Black to Techno, Jenn Nkiru, 2019. Publicity stills, courtesy of the artist

Nkiru’s Black to Techno is another example of her cosmic archeology. In this film she excavates sites in Detroit that are birthplaces of techno music in the context of what Louis Chude-Sokey would describe as “technopoetics,” the imbrication of race and technology, including mechanized labor. Techno’s diasporic and global history emerges in a confluence of layered voices, performances, and oral history narration, itself shaped as modality of music-making in response to the rhythms of the “machine.”


Sources:         
Weheliye, Alexander G. Phonographies: Grooves in sonic Afro-modernity. Durham, NC: Duke University Press, 2005.

Chude-Sokei, Louis. The Sound of Culture: Diaspora and Black Technopoetics. Wesleyan University Press, 2015.


[1] Ali Hanan, “Director Jenn Nkiru on Greenlighting Projects, Life without a Mentor and Her Love of 35mm,” The Drum, April 23, 2018,; Jenn Nkiru, interview by British Council, 2018.

[2] Harriet Fitch Little, “Film-Maker Jenn Nkiru’s Brain-Bending Vision,” Financial Times, February 7, 2019.

[3] Jenn Nkiru, “Jenn Nkiru’s Panafrican Imagination: Black Studies as Aesthetic Practice” (screening and artist talk, Georgia State University, Atlanta, GA, April 14, 2019).

[4] Jenn Nkiru, “Masterclass with Jenn Nkiru” (lecture, Georgia State University, Atlanta, GA, April 15, 2019).

[5] Jenn Nkiru and Jumoke Adeyanju, “YAASAA with Jenn Nkiru,” Berlin Community Radio; “Jenn Nkiru Research Page,” liquid blackness (blog), January 21, 2019.

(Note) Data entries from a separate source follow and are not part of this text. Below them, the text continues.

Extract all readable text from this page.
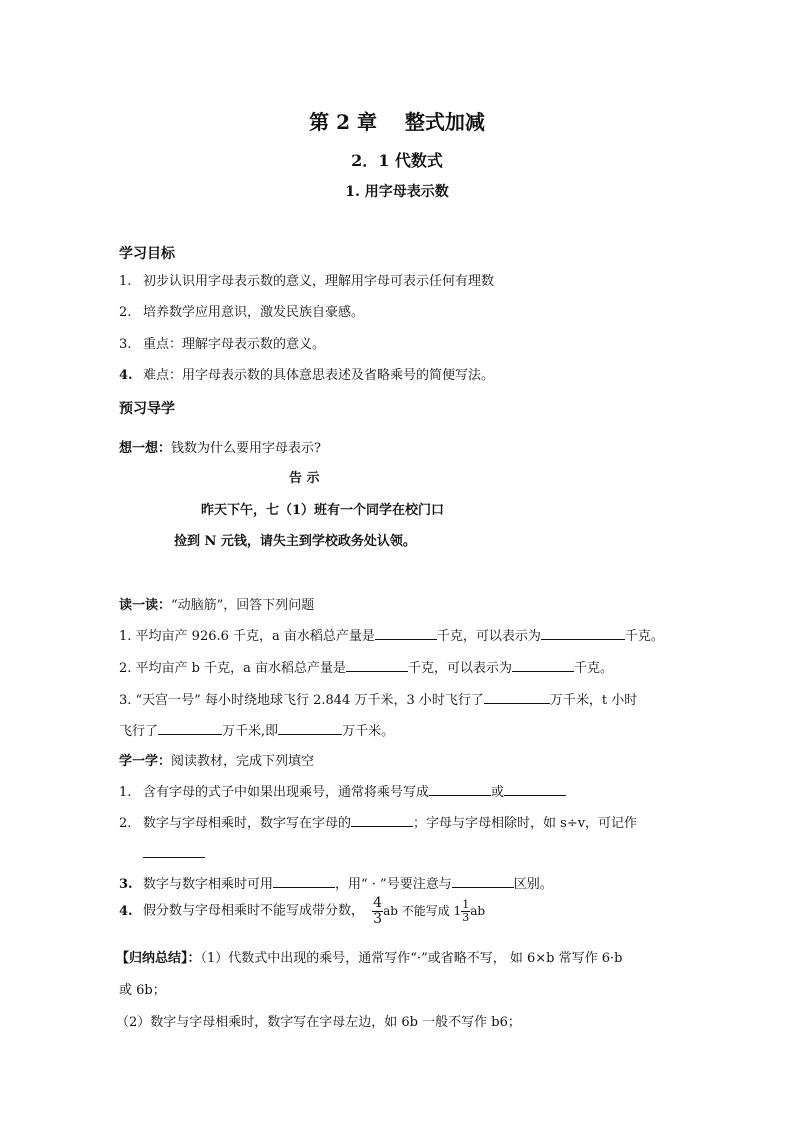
第 2 章 整式加减
2．1 代数式
1. 用字母表示数
学习目标
1. 初步认识用字母表示数的意义，理解用字母可表示任何有理数
2. 培养数学应用意识，激发民族自豪感。
3. 重点：理解字母表示数的意义。
4. 难点：用字母表示数的具体意思表述及省略乘号的简便写法。
预习导学
想一想：钱数为什么要用字母表示?
告 示
昨天下午，七（1）班有一个同学在校门口
捡到 N 元钱，请失主到学校政务处认领。
读一读：“动脑筋”，回答下列问题
1. 平均亩产 926.6 千克，a 亩水稻总产量是	千克，可以表示为	千克。
2. 平均亩产 b 千克，a 亩水稻总产量是	千克，可以表示为	千克。
3. “天宫一号” 每小时绕地球飞行 2.844 万千米，3 小时飞行了	万千米，t 小时
飞行了	万千米,即	万千米。
学一学：阅读教材，完成下列填空
1. 含有字母的式子中如果出现乘号，通常将乘号写成	或
2. 数字与字母相乘时，数字写在字母的	；字母与字母相除时，如 s÷v，可记作
3. 数字与数字相乘时可用	，用“ · ”号要注意与	区别。
4. 假分数与字母相乘时不能写成带分数， $\frac{4}{3}$ ab 不能写成 $1 \frac{1}{3}$ ab
【归纳总结】：（1）代数式中出现的乘号，通常写作“·”或省略不写， 如 6×b 常写作 6·b
或 6b；
（2）数字与字母相乘时，数字写在字母左边，如 6b 一般不写作 b6；
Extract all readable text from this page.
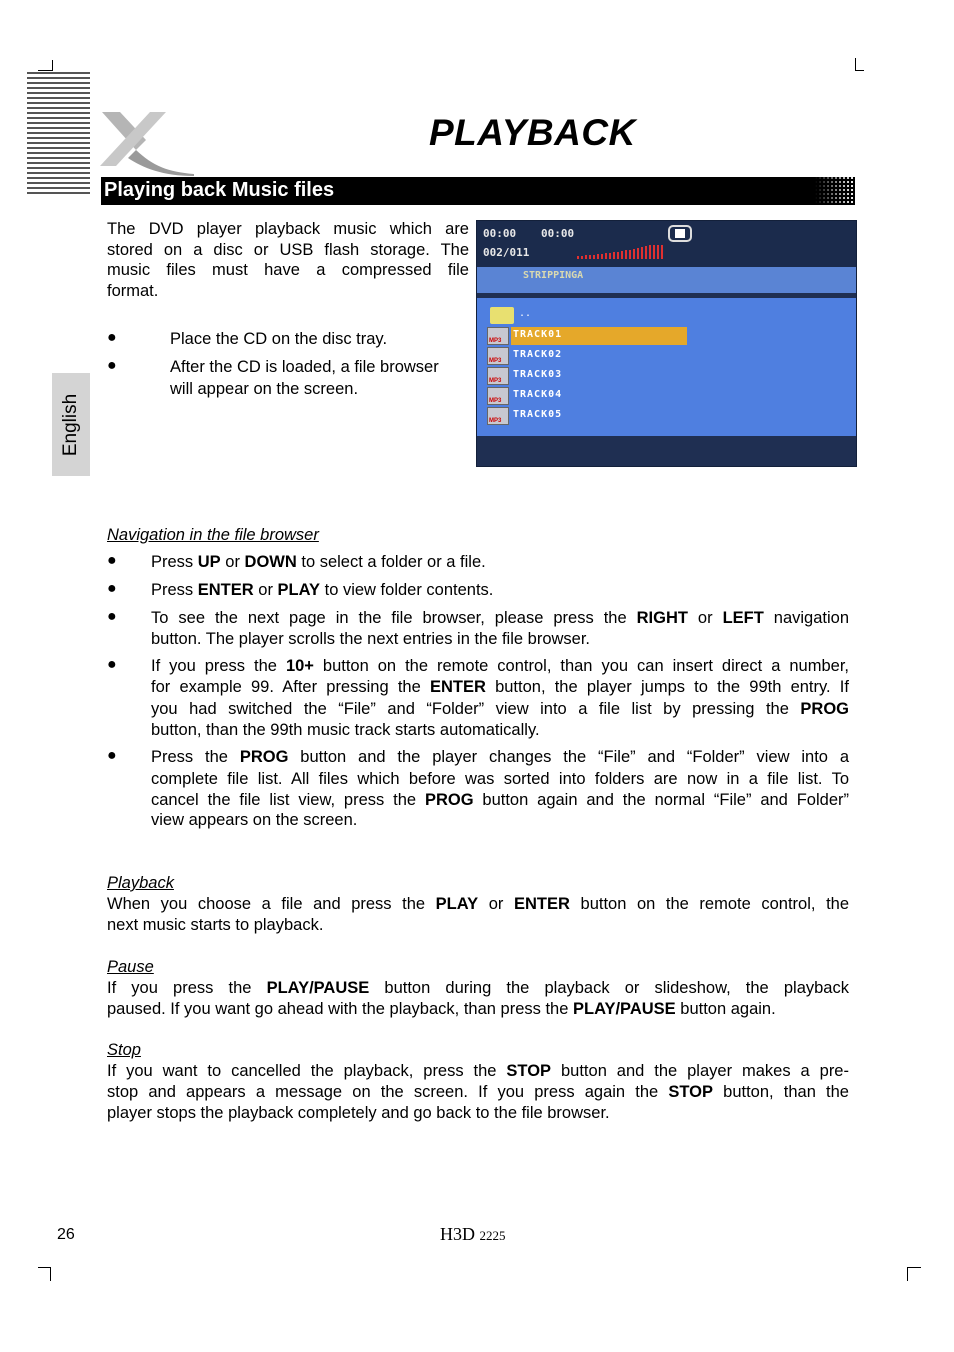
PLAYBACK
Playing back Music files
English
The DVD player playback music which are
stored on a disc or USB flash storage. The
music files must have a compressed file
format.
●	Place the CD on the disc tray.
●	After the CD is loaded, a file browser
will appear on the screen.
00:00 00:00
002/011
STRIPPINGA
..
MP3
TRACK01
MP3
TRACK02
MP3
TRACK03
MP3
TRACK04
MP3
TRACK05
Navigation in the file browser
● Press UP or DOWN to select a folder or a file.
● Press ENTER or PLAY to view folder contents.
● To see the next page in the file browser, please press the RIGHT or LEFT navigation
button. The player scrolls the next entries in the file browser.
● If you press the 10+ button on the remote control, than you can insert direct a number,
for example 99. After pressing the ENTER button, the player jumps to the 99th entry. If
you had switched the “File” and “Folder” view into a file list by pressing the PROG
button, than the 99th music track starts automatically.
● Press the PROG button and the player changes the “File” and “Folder” view into a
complete file list. All files which before was sorted into folders are now in a file list. To
cancel the file list view, press the PROG button again and the normal “File” and Folder”
view appears on the screen.
Playback
When you choose a file and press the PLAY or ENTER button on the remote control, the
next music starts to playback.
Pause
If you press the PLAY/PAUSE button during the playback or slideshow, the playback
paused. If you want go ahead with the playback, than press the PLAY/PAUSE button again.
Stop
If you want to cancelled the playback, press the STOP button and the player makes a pre-
stop and appears a message on the screen. If you press again the STOP button, than the
player stops the playback completely and go back to the file browser.
26	H3D 2225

[6] Black Star: Rebirth Is Necessary.

 

Georgia State University Student Work on Jenn Nkiru:

 

Ashley Triplett. Artist Statement:
S.I.S. “Strength in Solidarity” (2020) is a visual production project that explores the lack of verbal expression of black women in cinema, and illustrates how silence does not equate weakness, but rather projects strength, fortitude, and regality. Each of the works featured in this video essay, Julie dash’s 4 women, The Carter’s Apeshit, Jenn Nkiru’s Women are Present and Beyonce Knowles Carter’s “All Night, exemplify historical importance, as well as, transcendent emotion.

S.I.S., Ashley Triplett

 

Ashley Triplett is a visual creator based in Atlanta, Georgia. She grew up playing an array of sports in different states and countries, which lead to her career as a collegiate soccer player at both West Virginia University and Georgia State University. Her experiences as a student athlete, immersed in adversity, and deep appreciation for knowledge and people combined with her passion for the cinematic arts birthed a career motivated by illustrating honoring and purposeful works that engage viewers in a “more-than-just-a-story” interaction. Ashley graduated magna cum laude with a bachelor of the arts from Georgia State University in December 2020.